Oh Come all ye Faithless

The Churches Advertising Network (CAN) will be bringing out its posters and radio ads very soon, celebrating Christmas and getting people to think about the Christian faith. But in a reversal of the old Salvation Army motto, ‘why should the Devil have all the good tunes?’, they’ve been pipped by the opposition this year. The anti-Christ, Richard Dawkins himself, author of ‘The God Delusion’ along with his devilish hordes, the Borders book chain, have cleverly scooped this year’s award for the best Christmas campaign, or rather, anti-Christmas campaign.

Of course it’s wrong, wrong, wrong on so many levels! ‘Faithless’? … Militant, fundamentalist atheism is a faith like any other, dependent on a belief that the human race with all its wonders, it’s incredible sense of self- understanding, love, poetry and music, is as much a cosmic accident as a chunk of rock circling Saturn. The adherents of this faith are completely confident that death is the end, that life has no meaning, that matter came about by chance.

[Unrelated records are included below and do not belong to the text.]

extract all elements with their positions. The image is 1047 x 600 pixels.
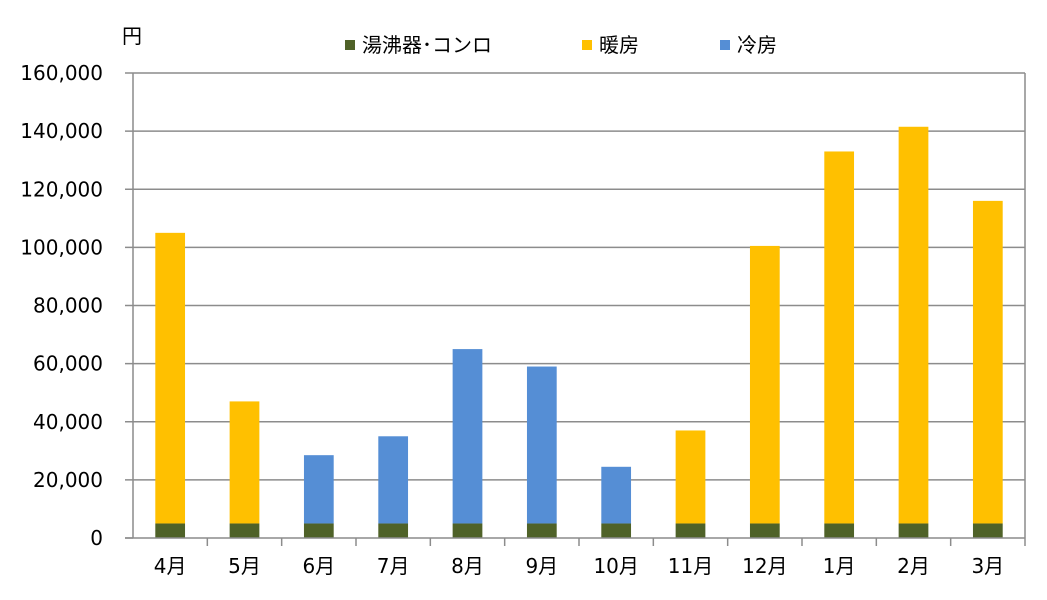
bar-segment <box>601 466 632 524</box>
x-tick-label: 4月 <box>154 554 187 578</box>
x-tick-label: 11月 <box>668 554 713 578</box>
legend-label: 湯沸器･コンロ <box>362 33 492 57</box>
bar-segment <box>155 523 186 538</box>
axes: 円 <box>122 24 1026 546</box>
y-tick-label: 60,000 <box>33 352 103 376</box>
legend-swatch <box>345 40 355 50</box>
y-tick-label: 100,000 <box>20 235 103 259</box>
bar-segment <box>675 430 706 524</box>
bar-segment <box>378 436 409 524</box>
x-tick-label: 2月 <box>897 554 930 578</box>
x-tick-label: 5月 <box>228 554 261 578</box>
bar-segment <box>824 151 855 524</box>
bar-segment <box>303 455 334 524</box>
y-axis-unit-label: 円 <box>122 24 142 48</box>
x-tick-label: 7月 <box>377 554 410 578</box>
bar-segment <box>229 401 260 524</box>
legend-label: 暖房 <box>599 33 639 57</box>
bar-segment <box>526 523 557 538</box>
bar-segment <box>378 523 409 538</box>
bar-segment <box>601 523 632 538</box>
legend: 湯沸器･コンロ 暖房 冷房 <box>345 33 777 57</box>
x-tick-label: 8月 <box>451 554 484 578</box>
bar-segment <box>898 523 929 538</box>
legend-swatch <box>720 40 730 50</box>
bar-segment <box>972 523 1003 538</box>
x-tick-label: 3月 <box>971 554 1004 578</box>
y-tick-label: 0 <box>90 526 103 550</box>
bar-segment <box>972 200 1003 524</box>
bar-segment <box>824 523 855 538</box>
x-tick-labels: 4月 5月 6月 7月 8月 9月 10月 11月 12月 1月 2月 3月 <box>154 554 1004 578</box>
gridlines <box>133 72 1025 481</box>
y-tick-label: 120,000 <box>20 177 103 201</box>
x-tick-label: 12月 <box>742 554 787 578</box>
bar-segment <box>452 349 483 524</box>
y-tick-label: 140,000 <box>20 119 103 143</box>
bar-segment <box>675 523 706 538</box>
legend-label: 冷房 <box>737 33 777 57</box>
x-tick-label: 9月 <box>525 554 558 578</box>
x-tick-label: 6月 <box>302 554 335 578</box>
bars <box>155 126 1003 538</box>
bar-segment <box>526 366 557 524</box>
y-tick-label: 80,000 <box>33 294 103 318</box>
legend-swatch <box>582 40 592 50</box>
y-tick-label: 160,000 <box>20 61 103 85</box>
bar-segment <box>749 245 780 524</box>
y-tick-label: 40,000 <box>33 410 103 434</box>
x-tick-label: 1月 <box>823 554 856 578</box>
y-tick-labels: 0 20,000 40,000 60,000 80,000 100,000 120,000 1… <box>20 61 103 550</box>
bar-segment <box>898 126 929 524</box>
bar-segment <box>229 523 260 538</box>
bar-segment <box>155 232 186 524</box>
bar-segment <box>749 523 780 538</box>
y-tick-label: 20,000 <box>33 468 103 492</box>
bar-segment <box>452 523 483 538</box>
x-tick-label: 10月 <box>593 554 638 578</box>
bar-segment <box>303 523 334 538</box>
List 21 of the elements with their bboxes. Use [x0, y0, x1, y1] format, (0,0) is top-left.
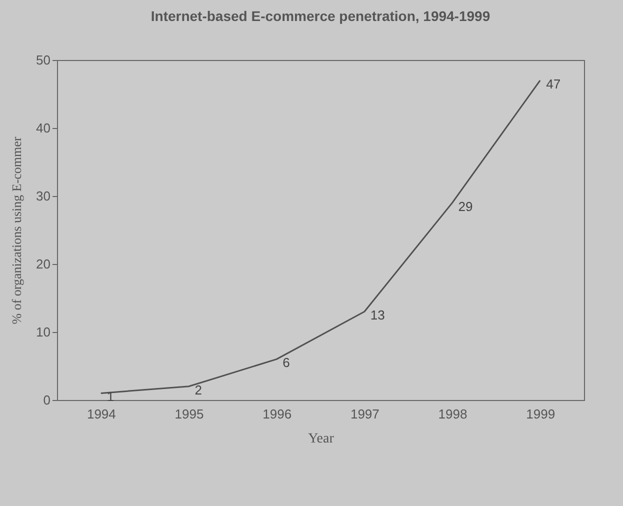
- data-label: 6: [282, 355, 290, 370]
- x-tick-label: 1996: [262, 406, 292, 422]
- data-label: 13: [370, 308, 385, 323]
- y-tick-label: 40: [36, 120, 50, 136]
- x-tick-label: 1994: [86, 406, 116, 422]
- x-tick-label: 1999: [526, 406, 556, 422]
- chart-title: Internet-based E-commerce penetration, 1994-1999: [150, 8, 490, 24]
- y-tick-label: 10: [36, 324, 50, 340]
- y-tick-label: 0: [43, 392, 50, 408]
- x-tick-label: 1995: [174, 406, 204, 422]
- y-tick-label: 50: [36, 52, 50, 68]
- x-tick-label: 1998: [438, 406, 468, 422]
- y-tick-label: 30: [36, 188, 50, 204]
- line-series: [100, 80, 541, 394]
- y-axis-title: % of organizations using E-commer: [9, 136, 24, 324]
- y-tick-label: 20: [36, 256, 50, 272]
- x-tick-label: 1997: [350, 406, 380, 422]
- data-label: 2: [194, 382, 202, 398]
- data-label: 29: [458, 198, 473, 214]
- x-axis-title: Year: [308, 432, 334, 446]
- data-label: 47: [546, 76, 561, 92]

A Christmas PR campaign for a book that would like to see the end of Christmas? I’m sure it’s done with a touch of irony (though possibly, I fear, an irony lost on the staff at Borders.) However, if Christmas is a delusion, then linking a campaign with this worldwide festival is also dishonest. Those of us with doubts, those who are agnostic, even the less militant branch of the atheistic persuasion, would all probably admit that the world would be a duller place without festivals like Christmas, and Borders certainly know they would be out of business without their Christmas stocking fillers and the season of goodwill to all.

Wrong, too, from a PR point of view. As CAN has discovered in the past PR campaigns that miss the mark can backfire dangerously. Would Borders have dared bring out this campaign poking fun at Divali, or Ramadan? Hardly. Dawkins is against those too, of course, as he is against anything which cannot be proved by science. Watch out for the backlash.